I cobbled together an outline from books about writing but it failed to write my story; an outline practically writes a technical report so its failure to write a story came as a surprise. Frustrated, I spent an afternoon writing a random scene – just to put something on paper.
I began by writing the middle of the story.
It worked: only critical characters emerged. The seeker and her comic relief, the love interest. The villain was implied: somebody was dead and a bad guy dunnit. As I developed the bad guy, he brought baggage and suddenly I had a dynamic cast, each with a purpose and the nuggets of a backstory. I could imagine where the scene might go (conclusion) and background needed to explain the significance (introduction).

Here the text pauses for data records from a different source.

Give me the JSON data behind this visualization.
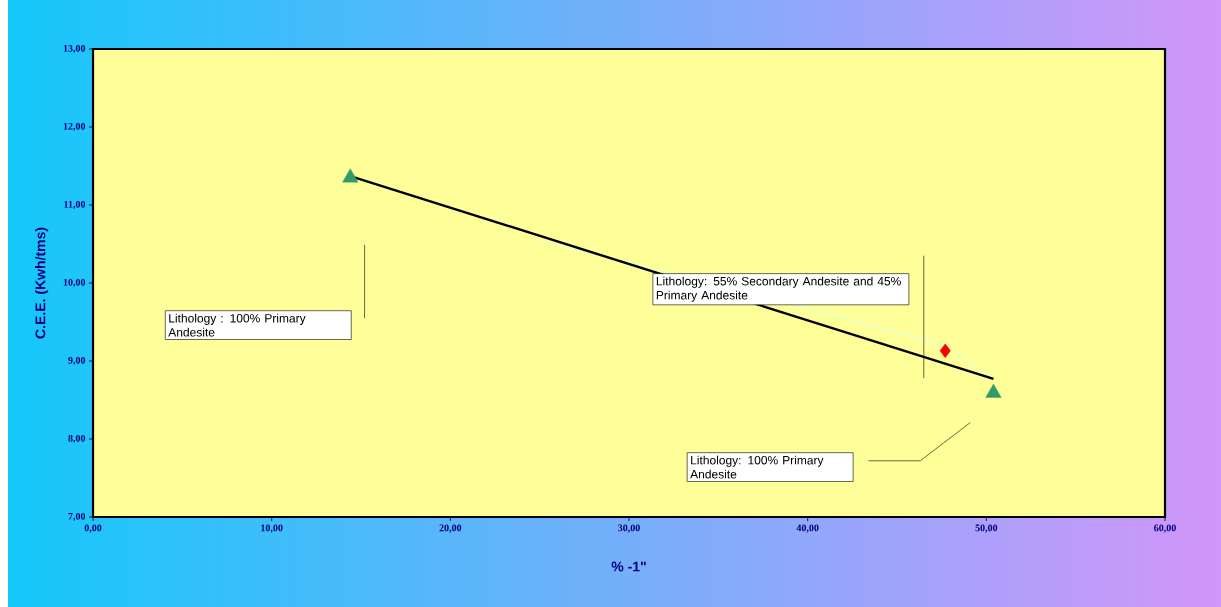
{
  "chart_data": {
    "type": "scatter",
    "xlabel": "% -1\"",
    "ylabel": "C.E.E. (Kwh/tms)",
    "xlim": [
      0,
      60
    ],
    "ylim": [
      7,
      13
    ],
    "xticks": [
      {
        "value": 0,
        "label": "0,00"
      },
      {
        "value": 10,
        "label": "10,00"
      },
      {
        "value": 20,
        "label": "20,00"
      },
      {
        "value": 30,
        "label": "30,00"
      },
      {
        "value": 40,
        "label": "40,00"
      },
      {
        "value": 50,
        "label": "50,00"
      },
      {
        "value": 60,
        "label": "60,00"
      }
    ],
    "yticks": [
      {
        "value": 7,
        "label": "7,00"
      },
      {
        "value": 8,
        "label": "8,00"
      },
      {
        "value": 9,
        "label": "9,00"
      },
      {
        "value": 10,
        "label": "10,00"
      },
      {
        "value": 11,
        "label": "11,00"
      },
      {
        "value": 12,
        "label": "12,00"
      },
      {
        "value": 13,
        "label": "13,00"
      }
    ],
    "series": [
      {
        "type": "line",
        "color": "#ccffff",
        "marker": "none",
        "x": [
          25,
          40,
          47.7,
          50.4
        ],
        "values": [
          10.55,
          9.67,
          9.2,
          8.77
        ]
      },
      {
        "type": "line",
        "color": "#000000",
        "marker": "none",
        "x": [
          14.4,
          50.4
        ],
        "values": [
          11.37,
          8.77
        ]
      },
      {
        "color": "#339966",
        "marker": "triangle",
        "x": [
          14.4,
          50.4
        ],
        "values": [
          11.35,
          8.59
        ]
      },
      {
        "color": "#ff0000",
        "marker": "diamond",
        "x": [
          47.7
        ],
        "values": [
          9.13
        ]
      }
    ],
    "annotations": [
      "Lithology : 100% Primary Andesite",
      "Lithology: 55% Secondary Andesite and 45% Primary Andesite",
      "Lithology: 100% Primary Andesite"
    ]
  }
}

My outline (below) placed the scene within a larger story. New scenes became imperative, not for the sake of word count but because I had to show the bad guy was evil and show why the seeker was attractive. I set them on a collision course and encouraged conflict (that was a hurdle: I shy from conflict) using this outline:
1. Identify the hero and the  status quo.
2. Introduce a change/challenge.
- how does the hero change/adapt/resist
- what happens to her/his friends
3. Introduce adversity/conflict.
- betrayal
- fear/sense of failure
4. Plan, work, stretch.
- discover abilities & capacities
- make new friends or watch friends grow to accommodate the adventure
- develop a plan and  execute
5. First plan fails.
- epic event so devastating the good guys rethink tactics, strategy, and the goal.
- The failure that wasn’t an option became reality.
6. Look inward and fight yourself.
- The main character grows and transcends a fatal flaw. This is not a happy occasion. The audience’s ability to connect and to empathize pivot on how your character handles it. Not to get all Musashi, but spend time on this scene.
7. Devise a second plan that requires sacrifice and fundamental change.
- What is more important: acquiring the cool toy or succeeding without it? Curing cancer or accepting that bad things happen?
- What is success worth? Does the hero greenlight a cost s/he wasn’t  previously willing to pay?
8. Execute the second plan. Climax. Triumph – success at cost.
This success eclipses the first failure. Make it real; if you squirm out, the audience will leave.